According to reporting published by the former Barrie Examiner, Janeiro's body was found lying on the floor, covered in blood with scratches on her face. Estranged from her boyfriend, she'd been at a pair of downtown bars most of Sunday night and early Monday morning prior to her body being discovered. Her death may have been the result of a robbery.
Janeiro's telephone, which police believed may have contained her killer's number in its memory, had also been stolen from the crime scene. In March 1995, only a week after police announced they were looking for the phone, it was found in a creek not far from the murder scene. Its memory was intact, but police said it brought investigators no closer to finding her killer.
Janeiro left home at age 16 and moved to Barrie with her boyfriend. A year later, she gave birth to a baby girl named Dawn. About 10 months prior to her death, Janeiro and her boyfriend had separated and she moved into the Dunlop Street apartment with her toddler.
Her parents, Dinora and Fernando Janeiro, who had spoken to Examiner reporters about their daughter's slaying, have both since passed away. Dinora died May 18, 2012, in Toronto, followed by Fernando on Jan. 19, 2014, also in Toronto.
Katherine grew up on a quiet street in a middle-class neighbourhood. She was the Janeiros' only child.
In a story published in the Examiner on Oct. 14, 1994, Dinora says: "She was so smart, happy and fun. A good heart and soul. All that for nothing."
Added Fernando in 1994 at their North York home: "I want to know all.

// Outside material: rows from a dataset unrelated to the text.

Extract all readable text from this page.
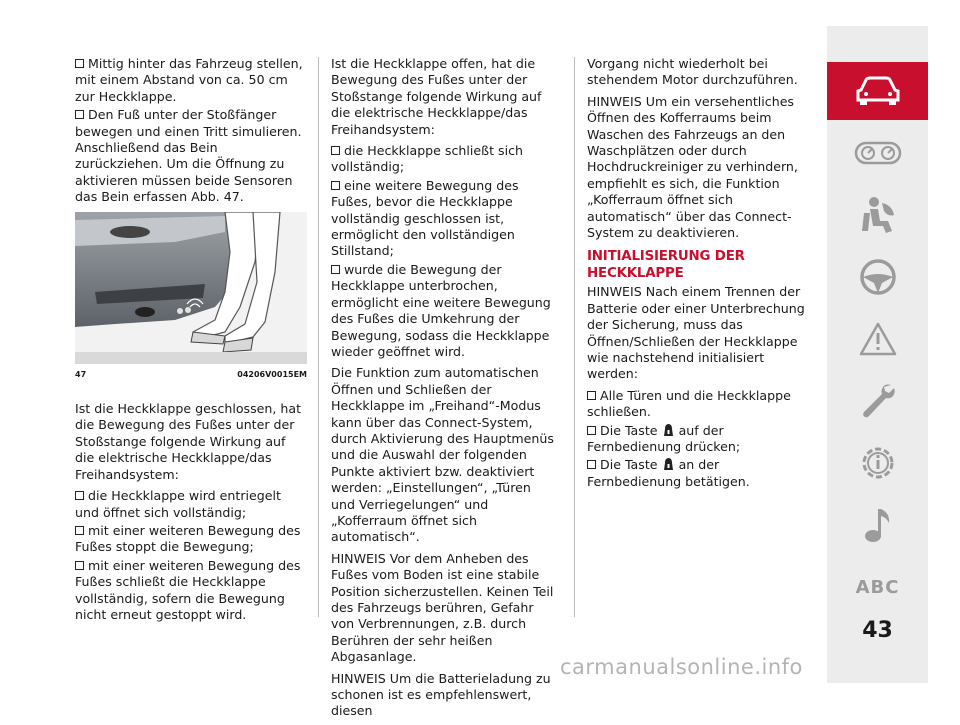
Mittig hinter das Fahrzeug stellen, mit einem Abstand von ca. 50 cm zur Heckklappe.

Den Fuß unter der Stoßfänger bewegen und einen Tritt simulieren. Anschließend das Bein zurückziehen. Um die Öffnung zu aktivieren müssen beide Sensoren das Bein erfassen Abb. 47.

47	04206V0015EM

Ist die Heckklappe geschlossen, hat die Bewegung des Fußes unter der Stoßstange folgende Wirkung auf die elektrische Heckklappe/das Freihandsystem:

die Heckklappe wird entriegelt und öffnet sich vollständig;

mit einer weiteren Bewegung des Fußes stoppt die Bewegung;

mit einer weiteren Bewegung des Fußes schließt die Heckklappe vollständig, sofern die Bewegung nicht erneut gestoppt wird.

Ist die Heckklappe offen, hat die Bewegung des Fußes unter der Stoßstange folgende Wirkung auf die elektrische Heckklappe/das Freihandsystem:

die Heckklappe schließt sich vollständig;

eine weitere Bewegung des Fußes, bevor die Heckklappe vollständig geschlossen ist, ermöglicht den vollständigen Stillstand;

wurde die Bewegung der Heckklappe unterbrochen, ermöglicht eine weitere Bewegung des Fußes die Umkehrung der Bewegung, sodass die Heckklappe wieder geöffnet wird.

Die Funktion zum automatischen Öffnen und Schließen der Heckklappe im „Freihand“-Modus kann über das Connect-System, durch Aktivierung des Hauptmenüs und die Auswahl der folgenden Punkte aktiviert bzw. deaktiviert werden: „Einstellungen“, „Türen und Verriegelungen“ und „Kofferraum öffnet sich automatisch“.

HINWEIS Vor dem Anheben des Fußes vom Boden ist eine stabile Position sicherzustellen. Keinen Teil des Fahrzeugs berühren, Gefahr von Verbrennungen, z.B. durch Berühren der sehr heißen Abgasanlage.

HINWEIS Um die Batterieladung zu schonen ist es empfehlenswert, diesen

Vorgang nicht wiederholt bei stehendem Motor durchzuführen.

HINWEIS Um ein versehentliches Öffnen des Kofferraums beim Waschen des Fahrzeugs an den Waschplätzen oder durch Hochdruckreiniger zu verhindern, empfiehlt es sich, die Funktion „Kofferraum öffnet sich automatisch“ über das Connect-System zu deaktivieren.

INITIALISIERUNG DER HECKKLAPPE

HINWEIS Nach einem Trennen der Batterie oder einer Unterbrechung der Sicherung, muss das Öffnen/Schließen der Heckklappe wie nachstehend initialisiert werden:

Alle Türen und die Heckklappe schließen.

Die Taste auf der Fernbedienung drücken;

Die Taste an der Fernbedienung betätigen.

ABC
43
carmanualsonline.info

I will wait. Somebody killed my daughter like a pig. I'm her father and I can't even see her."
At a 2014 press conference to mark the 20th anniversary since Janeiro's murder, Det. Rob Gravel said he believed investigators were getting closer to solving the case.
“He's in the Simcoe County area," Gravel told reporters, according to an Examiner article from the time. "I know his identity and we have been keeping tabs on the suspect."
Now, in 2021, it's unclear if the detective was referring to MacQueen/Ellis.
In 2014, Gravel said they had two men under surveillance and detectives hoped developing technology in the field of DNA analysis would help break down the DNA mixtures of the original six suspects and narrow down the search to two. He said he was certain one of the samples would be a match the killer's genetic code, according to the Examiner.
Gravel had said DNA was only one part of the investigation and not its "totality. Definitely, the Janeiro case is a strong forensic case, but we have interviewed hundreds of witnesses. Over 350 witnesses have come forward," he said in 2014.
Janeiro's daughter, Dawn Nelson, also spoke at that press conference when she was 22 years old. Nelson told reporters how she learned of her mother's death a few years after the fact.
“When I was about six years old and my grandparents were distracted, I was flipping through channels and came across the Crime Stoppers episode," Nelson said in 2014. "This episode was a re-enactment of a young woman being stabbed in her apartment. As young as I was, I still remember being terrified and sad for this woman, and sad for her family.
“Moments later, a picture of the real victim holding her child was put on the screen and I realized at that moment that was my mother," Nelson added. "I knew because it was the same picture that's in my living room to this day. I've never been able to get rid of the hurt and confusion that flooded my mind that night.”
Nelson said her grandparents, who both suffered from depression after their daughter's death as well as battling cancer in their later years, were "torn apart" by what happened to Katherine.
“They're both in a better place right now, reunited with my mother, but it was a tough way to get there," Nelson said in 2014. “Now I stand alone, holding on to the hope that there will be justice in my mother's case. I hope to one day have closure to what has caused me so much pain.”